「リスク」とは何か?(2)

前回は「リスク」の語源を元に「リスクとは何か?」を考えてみました。

「リスク」とは何か?(1)

 

今回はこのような「リスク」の考え方の背景を理解した上で、ISOマネジメントシステムの世界では「リスク」をどのように捉えているかを考えてみたいと思います。

 

ISOにはISO31000「リスクマネジメント」という規格があり、その中で「リスク」を「目標に対する不確かさの影響」と定義しています。

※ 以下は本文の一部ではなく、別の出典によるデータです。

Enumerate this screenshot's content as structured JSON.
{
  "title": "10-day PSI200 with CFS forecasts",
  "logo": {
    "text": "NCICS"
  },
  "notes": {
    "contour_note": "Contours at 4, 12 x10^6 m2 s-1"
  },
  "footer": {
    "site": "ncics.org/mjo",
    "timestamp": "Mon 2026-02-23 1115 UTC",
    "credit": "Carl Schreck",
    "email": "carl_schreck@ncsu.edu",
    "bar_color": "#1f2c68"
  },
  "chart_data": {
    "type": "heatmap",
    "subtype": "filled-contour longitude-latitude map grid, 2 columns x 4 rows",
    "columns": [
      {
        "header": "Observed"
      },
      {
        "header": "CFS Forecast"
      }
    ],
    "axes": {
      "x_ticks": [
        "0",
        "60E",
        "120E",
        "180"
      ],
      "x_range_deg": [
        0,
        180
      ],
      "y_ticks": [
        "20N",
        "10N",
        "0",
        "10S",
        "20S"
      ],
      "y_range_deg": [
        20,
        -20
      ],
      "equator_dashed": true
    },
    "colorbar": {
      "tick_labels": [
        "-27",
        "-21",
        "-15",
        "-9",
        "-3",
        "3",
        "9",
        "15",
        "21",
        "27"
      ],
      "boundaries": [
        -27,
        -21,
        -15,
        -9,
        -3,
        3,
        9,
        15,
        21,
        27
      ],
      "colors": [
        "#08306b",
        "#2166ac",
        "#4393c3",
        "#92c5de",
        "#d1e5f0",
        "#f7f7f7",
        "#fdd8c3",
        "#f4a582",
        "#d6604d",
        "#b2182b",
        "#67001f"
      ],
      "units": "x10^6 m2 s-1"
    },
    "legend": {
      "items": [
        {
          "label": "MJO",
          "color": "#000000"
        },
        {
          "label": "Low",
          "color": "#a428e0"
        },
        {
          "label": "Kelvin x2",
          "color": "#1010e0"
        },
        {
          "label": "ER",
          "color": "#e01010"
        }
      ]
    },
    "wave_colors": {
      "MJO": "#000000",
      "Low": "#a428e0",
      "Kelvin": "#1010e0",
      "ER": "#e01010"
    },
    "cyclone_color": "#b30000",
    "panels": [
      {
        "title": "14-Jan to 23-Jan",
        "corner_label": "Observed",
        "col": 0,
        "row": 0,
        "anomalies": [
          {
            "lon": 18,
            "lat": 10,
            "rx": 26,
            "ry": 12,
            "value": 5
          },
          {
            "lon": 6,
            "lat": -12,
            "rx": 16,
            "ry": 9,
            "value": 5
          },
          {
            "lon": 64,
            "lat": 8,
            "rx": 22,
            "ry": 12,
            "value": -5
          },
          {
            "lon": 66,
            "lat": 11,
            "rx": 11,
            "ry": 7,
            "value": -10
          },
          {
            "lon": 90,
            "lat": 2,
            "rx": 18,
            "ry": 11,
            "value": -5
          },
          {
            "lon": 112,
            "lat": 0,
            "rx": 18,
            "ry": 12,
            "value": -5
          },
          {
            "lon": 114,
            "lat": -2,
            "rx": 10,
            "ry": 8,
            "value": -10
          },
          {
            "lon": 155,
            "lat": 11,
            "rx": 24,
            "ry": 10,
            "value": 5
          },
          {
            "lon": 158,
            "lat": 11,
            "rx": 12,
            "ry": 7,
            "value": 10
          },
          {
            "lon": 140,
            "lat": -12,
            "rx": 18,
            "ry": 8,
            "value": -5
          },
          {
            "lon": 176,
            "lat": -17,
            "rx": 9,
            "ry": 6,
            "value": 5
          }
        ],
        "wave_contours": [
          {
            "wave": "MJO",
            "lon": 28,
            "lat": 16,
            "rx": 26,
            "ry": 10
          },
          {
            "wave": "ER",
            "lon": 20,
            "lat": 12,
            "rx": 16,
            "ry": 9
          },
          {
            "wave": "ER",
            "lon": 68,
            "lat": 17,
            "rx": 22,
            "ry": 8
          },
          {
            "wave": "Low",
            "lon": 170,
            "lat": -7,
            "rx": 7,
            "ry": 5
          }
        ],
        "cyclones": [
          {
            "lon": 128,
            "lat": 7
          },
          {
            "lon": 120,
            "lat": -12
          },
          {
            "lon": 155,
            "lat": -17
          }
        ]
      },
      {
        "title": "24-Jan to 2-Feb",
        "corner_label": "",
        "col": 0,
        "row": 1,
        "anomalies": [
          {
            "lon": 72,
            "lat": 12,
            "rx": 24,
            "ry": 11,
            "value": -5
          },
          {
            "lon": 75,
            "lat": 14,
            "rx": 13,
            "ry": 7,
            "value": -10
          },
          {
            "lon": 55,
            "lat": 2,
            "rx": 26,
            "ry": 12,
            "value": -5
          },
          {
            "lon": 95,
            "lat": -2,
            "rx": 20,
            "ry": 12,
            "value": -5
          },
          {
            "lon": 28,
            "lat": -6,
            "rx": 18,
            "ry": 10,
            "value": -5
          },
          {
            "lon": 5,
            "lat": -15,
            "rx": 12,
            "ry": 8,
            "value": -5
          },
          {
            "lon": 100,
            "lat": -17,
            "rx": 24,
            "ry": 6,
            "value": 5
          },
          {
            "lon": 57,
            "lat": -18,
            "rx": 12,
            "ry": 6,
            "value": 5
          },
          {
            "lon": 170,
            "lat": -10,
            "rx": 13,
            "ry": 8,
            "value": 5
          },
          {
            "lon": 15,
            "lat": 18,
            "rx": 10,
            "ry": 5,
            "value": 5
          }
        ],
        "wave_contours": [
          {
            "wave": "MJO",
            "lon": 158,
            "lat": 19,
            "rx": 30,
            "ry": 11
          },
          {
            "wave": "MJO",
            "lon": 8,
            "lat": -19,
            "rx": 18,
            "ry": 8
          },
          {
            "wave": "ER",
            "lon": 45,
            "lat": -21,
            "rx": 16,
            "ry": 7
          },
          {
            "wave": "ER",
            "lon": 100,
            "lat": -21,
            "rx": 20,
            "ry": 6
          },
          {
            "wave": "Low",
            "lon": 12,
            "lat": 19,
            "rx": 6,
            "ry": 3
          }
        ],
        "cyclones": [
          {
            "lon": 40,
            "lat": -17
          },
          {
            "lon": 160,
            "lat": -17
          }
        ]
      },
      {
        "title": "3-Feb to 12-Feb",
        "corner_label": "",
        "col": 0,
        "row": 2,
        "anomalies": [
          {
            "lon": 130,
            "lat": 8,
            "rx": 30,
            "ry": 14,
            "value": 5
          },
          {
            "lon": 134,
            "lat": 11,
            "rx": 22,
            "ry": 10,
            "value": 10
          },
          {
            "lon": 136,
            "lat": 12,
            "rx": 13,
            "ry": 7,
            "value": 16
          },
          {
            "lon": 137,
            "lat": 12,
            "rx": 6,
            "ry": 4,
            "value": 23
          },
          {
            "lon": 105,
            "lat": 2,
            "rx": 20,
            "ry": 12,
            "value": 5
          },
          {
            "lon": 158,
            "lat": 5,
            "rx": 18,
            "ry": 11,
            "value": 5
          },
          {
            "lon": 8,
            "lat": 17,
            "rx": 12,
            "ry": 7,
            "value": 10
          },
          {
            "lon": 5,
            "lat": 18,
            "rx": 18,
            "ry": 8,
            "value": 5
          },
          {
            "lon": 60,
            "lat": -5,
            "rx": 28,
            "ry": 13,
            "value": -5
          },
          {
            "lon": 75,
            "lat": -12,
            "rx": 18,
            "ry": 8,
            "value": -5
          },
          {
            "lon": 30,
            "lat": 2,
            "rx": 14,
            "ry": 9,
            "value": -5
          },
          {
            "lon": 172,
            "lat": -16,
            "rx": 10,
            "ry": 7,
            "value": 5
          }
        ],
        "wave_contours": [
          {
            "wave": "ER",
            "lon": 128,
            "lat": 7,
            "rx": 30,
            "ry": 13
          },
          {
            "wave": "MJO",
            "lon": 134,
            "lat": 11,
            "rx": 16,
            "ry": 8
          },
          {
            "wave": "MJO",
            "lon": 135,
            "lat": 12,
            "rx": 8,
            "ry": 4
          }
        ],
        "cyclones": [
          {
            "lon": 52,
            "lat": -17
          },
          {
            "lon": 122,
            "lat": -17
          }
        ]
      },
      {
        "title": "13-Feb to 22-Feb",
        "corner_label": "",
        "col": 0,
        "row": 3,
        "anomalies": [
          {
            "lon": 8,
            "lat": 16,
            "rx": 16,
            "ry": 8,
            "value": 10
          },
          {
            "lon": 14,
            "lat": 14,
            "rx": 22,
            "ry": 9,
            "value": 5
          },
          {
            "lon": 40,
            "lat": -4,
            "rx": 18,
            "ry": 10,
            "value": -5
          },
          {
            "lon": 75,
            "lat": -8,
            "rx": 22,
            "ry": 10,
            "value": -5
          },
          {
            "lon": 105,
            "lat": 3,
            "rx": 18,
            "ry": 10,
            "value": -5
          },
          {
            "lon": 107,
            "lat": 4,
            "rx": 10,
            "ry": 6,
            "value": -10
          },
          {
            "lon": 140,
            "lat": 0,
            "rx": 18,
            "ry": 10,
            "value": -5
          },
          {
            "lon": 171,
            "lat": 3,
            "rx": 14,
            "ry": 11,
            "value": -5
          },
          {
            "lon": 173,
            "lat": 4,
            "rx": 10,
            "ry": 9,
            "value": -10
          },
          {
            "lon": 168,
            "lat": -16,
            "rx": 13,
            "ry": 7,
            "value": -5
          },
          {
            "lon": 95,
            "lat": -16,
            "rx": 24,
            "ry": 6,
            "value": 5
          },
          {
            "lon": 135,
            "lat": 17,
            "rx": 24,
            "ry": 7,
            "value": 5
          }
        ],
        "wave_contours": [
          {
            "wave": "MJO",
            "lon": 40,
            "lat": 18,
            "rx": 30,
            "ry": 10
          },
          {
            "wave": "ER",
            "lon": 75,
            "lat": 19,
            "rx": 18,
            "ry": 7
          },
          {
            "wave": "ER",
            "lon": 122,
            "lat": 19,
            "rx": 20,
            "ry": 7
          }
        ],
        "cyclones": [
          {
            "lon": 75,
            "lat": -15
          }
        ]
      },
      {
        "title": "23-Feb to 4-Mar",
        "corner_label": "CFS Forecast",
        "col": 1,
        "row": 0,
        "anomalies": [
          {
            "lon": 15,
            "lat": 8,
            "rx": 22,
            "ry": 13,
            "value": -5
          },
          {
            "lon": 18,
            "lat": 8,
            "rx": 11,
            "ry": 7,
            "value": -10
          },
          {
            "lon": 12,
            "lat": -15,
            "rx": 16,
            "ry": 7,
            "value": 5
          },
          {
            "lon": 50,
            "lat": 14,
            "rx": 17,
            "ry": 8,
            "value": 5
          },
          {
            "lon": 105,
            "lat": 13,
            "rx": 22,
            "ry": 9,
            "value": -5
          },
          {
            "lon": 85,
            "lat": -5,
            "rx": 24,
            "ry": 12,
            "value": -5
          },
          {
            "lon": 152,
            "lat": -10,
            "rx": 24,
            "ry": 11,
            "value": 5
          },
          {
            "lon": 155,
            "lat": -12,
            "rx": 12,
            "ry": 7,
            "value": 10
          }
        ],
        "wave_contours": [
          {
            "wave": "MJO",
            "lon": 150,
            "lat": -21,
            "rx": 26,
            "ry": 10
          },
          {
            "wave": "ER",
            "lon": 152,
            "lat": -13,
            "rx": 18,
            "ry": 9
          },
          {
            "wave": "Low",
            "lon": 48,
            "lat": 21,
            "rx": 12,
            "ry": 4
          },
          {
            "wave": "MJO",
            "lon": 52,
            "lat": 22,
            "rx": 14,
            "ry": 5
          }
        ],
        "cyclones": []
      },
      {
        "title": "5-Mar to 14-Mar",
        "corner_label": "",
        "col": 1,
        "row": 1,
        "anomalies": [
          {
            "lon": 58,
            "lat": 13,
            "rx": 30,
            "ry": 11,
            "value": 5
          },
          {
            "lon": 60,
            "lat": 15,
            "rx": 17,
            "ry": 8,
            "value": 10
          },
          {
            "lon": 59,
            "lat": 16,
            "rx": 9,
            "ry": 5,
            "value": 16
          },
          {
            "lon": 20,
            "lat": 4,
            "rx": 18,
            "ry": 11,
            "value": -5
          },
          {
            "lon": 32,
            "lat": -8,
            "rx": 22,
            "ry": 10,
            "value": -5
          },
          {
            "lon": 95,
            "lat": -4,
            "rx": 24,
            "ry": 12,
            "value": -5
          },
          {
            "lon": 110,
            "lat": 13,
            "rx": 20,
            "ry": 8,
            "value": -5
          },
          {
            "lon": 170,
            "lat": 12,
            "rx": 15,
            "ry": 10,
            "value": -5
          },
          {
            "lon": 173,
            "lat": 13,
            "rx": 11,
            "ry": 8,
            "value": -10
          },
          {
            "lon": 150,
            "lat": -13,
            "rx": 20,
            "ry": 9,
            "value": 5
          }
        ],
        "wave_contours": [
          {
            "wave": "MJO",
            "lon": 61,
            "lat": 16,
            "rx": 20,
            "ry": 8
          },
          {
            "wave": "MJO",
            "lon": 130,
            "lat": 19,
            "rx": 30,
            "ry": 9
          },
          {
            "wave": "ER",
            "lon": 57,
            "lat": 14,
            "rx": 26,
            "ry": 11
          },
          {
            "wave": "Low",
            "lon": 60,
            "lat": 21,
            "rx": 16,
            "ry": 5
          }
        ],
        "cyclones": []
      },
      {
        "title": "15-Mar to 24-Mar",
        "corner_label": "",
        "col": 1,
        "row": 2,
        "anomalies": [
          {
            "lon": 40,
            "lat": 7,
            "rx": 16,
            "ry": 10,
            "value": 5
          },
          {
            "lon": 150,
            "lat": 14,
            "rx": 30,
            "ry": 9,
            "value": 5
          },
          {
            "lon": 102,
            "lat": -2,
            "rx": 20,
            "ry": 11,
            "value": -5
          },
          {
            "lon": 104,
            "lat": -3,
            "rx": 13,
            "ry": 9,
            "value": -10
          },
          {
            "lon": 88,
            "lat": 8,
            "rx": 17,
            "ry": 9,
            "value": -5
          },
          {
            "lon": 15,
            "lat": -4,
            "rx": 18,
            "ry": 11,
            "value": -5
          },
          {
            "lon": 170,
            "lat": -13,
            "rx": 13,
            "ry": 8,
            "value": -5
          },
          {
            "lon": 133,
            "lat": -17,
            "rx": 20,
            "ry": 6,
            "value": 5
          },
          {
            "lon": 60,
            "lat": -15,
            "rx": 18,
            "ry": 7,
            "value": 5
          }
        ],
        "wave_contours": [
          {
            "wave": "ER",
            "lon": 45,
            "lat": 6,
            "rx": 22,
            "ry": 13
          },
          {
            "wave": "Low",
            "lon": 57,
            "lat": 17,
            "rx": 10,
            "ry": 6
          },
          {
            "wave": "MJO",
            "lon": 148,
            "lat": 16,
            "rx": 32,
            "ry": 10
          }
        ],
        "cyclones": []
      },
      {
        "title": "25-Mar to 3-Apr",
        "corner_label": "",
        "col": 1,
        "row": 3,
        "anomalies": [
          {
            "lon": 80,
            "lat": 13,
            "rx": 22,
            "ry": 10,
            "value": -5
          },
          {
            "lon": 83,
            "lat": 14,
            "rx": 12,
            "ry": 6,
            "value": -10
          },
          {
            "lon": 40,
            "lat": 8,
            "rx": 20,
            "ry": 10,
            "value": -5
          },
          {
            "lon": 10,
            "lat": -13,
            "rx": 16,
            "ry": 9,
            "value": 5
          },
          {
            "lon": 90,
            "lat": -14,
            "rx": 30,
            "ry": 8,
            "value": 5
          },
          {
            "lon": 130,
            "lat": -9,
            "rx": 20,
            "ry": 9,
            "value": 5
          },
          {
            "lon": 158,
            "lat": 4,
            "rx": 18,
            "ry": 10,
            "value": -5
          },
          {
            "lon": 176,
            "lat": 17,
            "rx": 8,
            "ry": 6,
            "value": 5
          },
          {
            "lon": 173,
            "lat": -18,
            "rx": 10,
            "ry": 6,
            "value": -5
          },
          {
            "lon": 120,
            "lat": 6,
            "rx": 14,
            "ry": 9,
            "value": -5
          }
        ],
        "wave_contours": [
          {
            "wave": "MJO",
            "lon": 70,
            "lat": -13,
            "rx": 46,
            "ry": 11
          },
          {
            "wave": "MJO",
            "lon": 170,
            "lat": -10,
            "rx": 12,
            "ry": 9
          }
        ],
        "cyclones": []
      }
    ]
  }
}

この定義から分かるのは、①「リスク」とはあくまで「目標」(ISO9001の定義では「期待する結果」となっていますが)との対比で初めて論じることができるものであり、また②「不確かさ」という「原因」に対する「結果」の概念だということです。

 

つまり①は、まず自分が期待する結果(それが明確な目標として設定されたものであろうとなかろうと)というものがあることが前提であり、そこから逸脱する可能性に関するものがリスクであると言えるでしょう。そして②は、将来に関して起こるか起こらないか分からない不確かな状況が生み出す「結果」がリスクである、ということを意味します(その意味では、例えば「今外で雨が降っている」とき、傘をささずに外に出ることは「リスク」ではありませんが(濡れるのは確実ですから)、「明日雨が降りそうだ」という場合は、降るか降らないかは不確かなことですから、傘を持って出かけないと濡れる「リスク」がある、ということになります)。

 

そして更に議論を呼んでいるのが、「リスク」には「プラスのリスク」と「マイナスのリスク」がある、というISOの定義にある注釈です。「リスク」と聞くと普通は何か良からぬことをイメージしますが、「リスク」が「不確かさの影響」だとすると、その影響は必ずしもマイナスなものだけでなくプラスのものもありうる、という理屈です。イメージで言えば、当初想定していなかったラッキーなことが起こって予想よりもうまく行くかもしれない、ということでしょう。このこと自体は分かりますが、分かりにくいのはそのようなプラスのリスクまでも本当に管理する必要があるのか、予想以上にうまく行ったのであれば「良かったね」でいいじゃないか、という感覚があるからだと思います。

 

しかしここでもう少し考えてみると、悪いことが起こる可能性を考えて、それに対処することでその影響を最小限に抑える(又は少なくとも致命的にならないようにする)ということと同じように、良いことがこる可能性を考えて、それを最大限に活用する(又は少なくとも完全に逸することのないようにする)ことまで事前に考えられれば、確かに計画は更に盤石なものになります。言ってみれば、ISOのリスクの定義は、このようなある種の「強かさ」までも包含した概念と言えるのだろうと思います。

 

しかしそうは言いつつも、ISO31000の規格を見ても明らかなように、そして先に見たように「リスク」の語源が「勇気を持って試みる」という意味であることからも、やはり「リスクマネジメント」の要諦は依然として「マイナスのリスク」にどのように対処するかにある、ということが言えるのではないでしょうか。今後この分野における議論や研究が進むにつれ「プラスのリスク」への対応がよりクローズアップされるようになるかもしれませんが、今のところの私たちの対応としては、「リスク」にはプラスとマイナスがある、という定義は一応理解した上で、あくまで実践としては、まずは「マイナスのリスク」が最悪の事態を引き起こさないような対応を考える、ということになるのだと思います。